By Bernice Ou-Yang
Matriarchy is a system of society or government ruled by a woman or many women. In the modern world, there are around six matriarchal societies that exist: the Mosuo, the Minangkabau, the Akan, the Bribri, the Garo and the Nagovisi.
The Mosuo, probably the most famous matriarchal society, live near the border of Tibet in the Yunnan and Sichuan provinces. The Mosuo women are the ones that handle business decisions, and the children take the mother’s name instead of the fathers. They also have “walking marriages.” It’s not really a marriage; the woman literally chooses her man by walking into his house. The couple does not live together and the father has little to no involvement in childraising. In fact, the children might not even know the identity of their father.
The largest known matriarchal society today is the Minangkabau of West Sumatra, Indonesia. They strongly believe that the mother is the most important person in the society and even made tribal laws requiring all clan properties to be passed on from mother to daughter.
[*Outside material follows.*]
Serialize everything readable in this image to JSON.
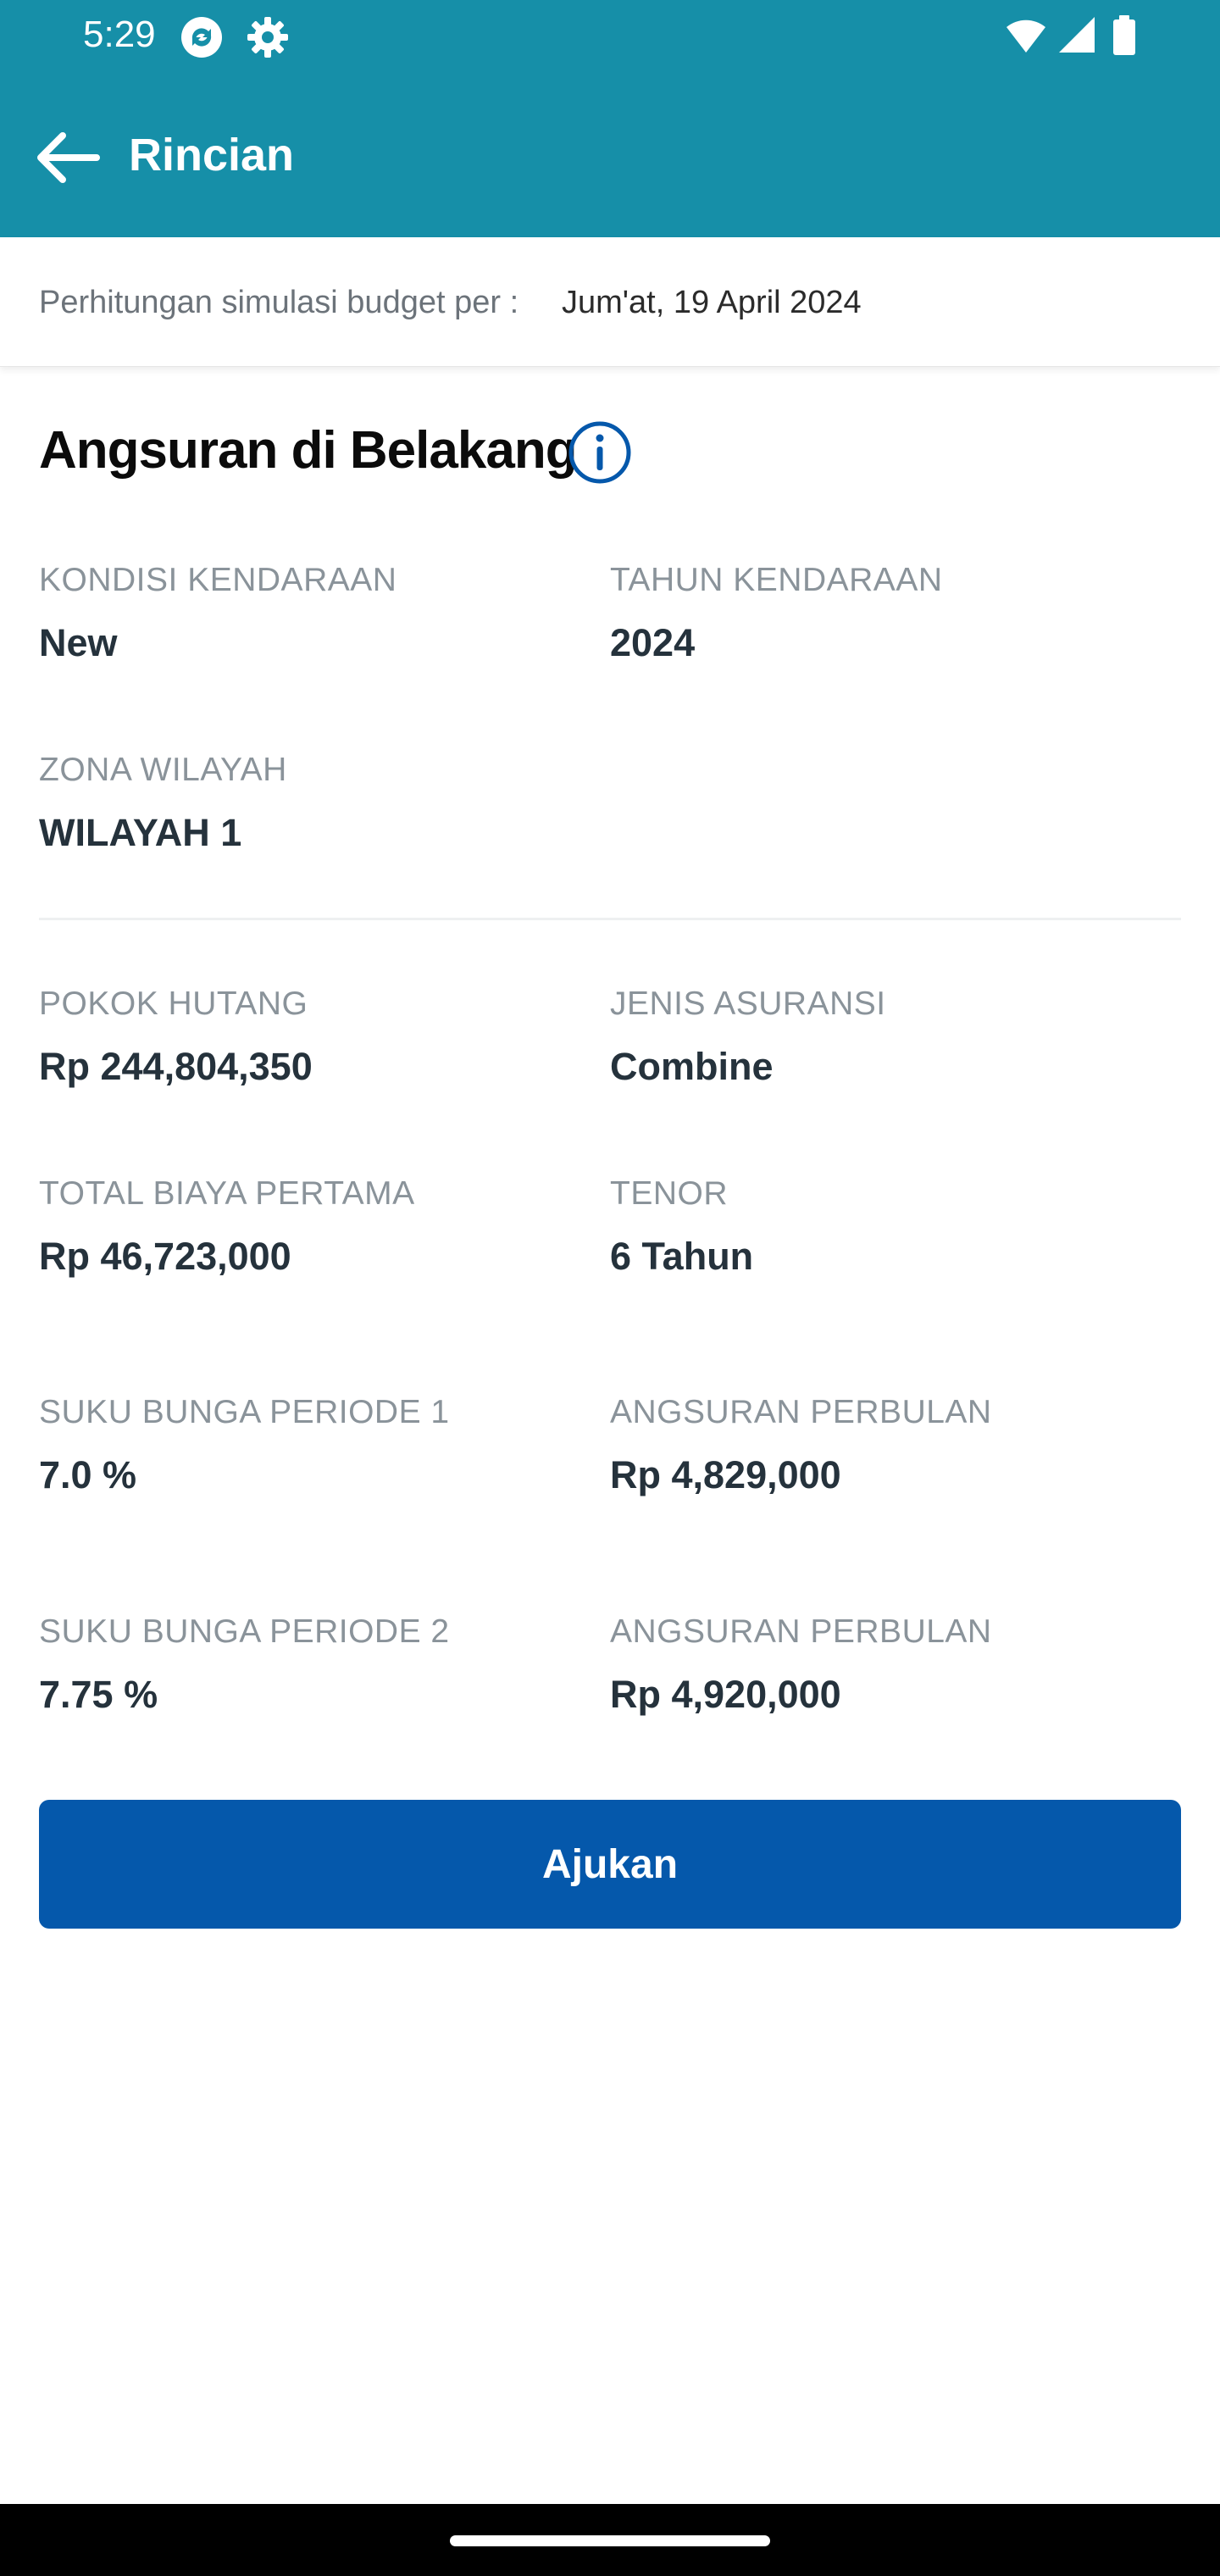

In this society, even though women ruled the domestic realm and men took the political and spiritual leadership roles, they both are on equal footing. After marriage, every woman gets her own room. Although the husband may sleep with her, they have to leave early to have breakfast at his mother’s house.
The Akan are mainly located in Ghana. Although men had originally held all the leadership roles, the females founded the clan. Now, everything is passed on from mother to daughter and men are still expected to provide for the family.
The Bribri are located in the Talamanca canton in the Limón province of Costa Rica. Just like the other matriarchal societies. Only women are allowed to inherit land and money.
For the Garo society, the youngest daughter gets the properties. Usually, the youngest daughter has an arranged marriage. For their marriage tradition, the guy runs from the girl, forcing the girl to catch him. This can go on forever until one side gives up.
The Nagovisi are located in South Bougainville. The society is divided into two matrilineal moieties. The women took the leadership roles, but they took the most pride in tending to the land they owned. In this society, if a man helps a woman with her garden, sleeps with her and is often seen together with her, those two are considered married.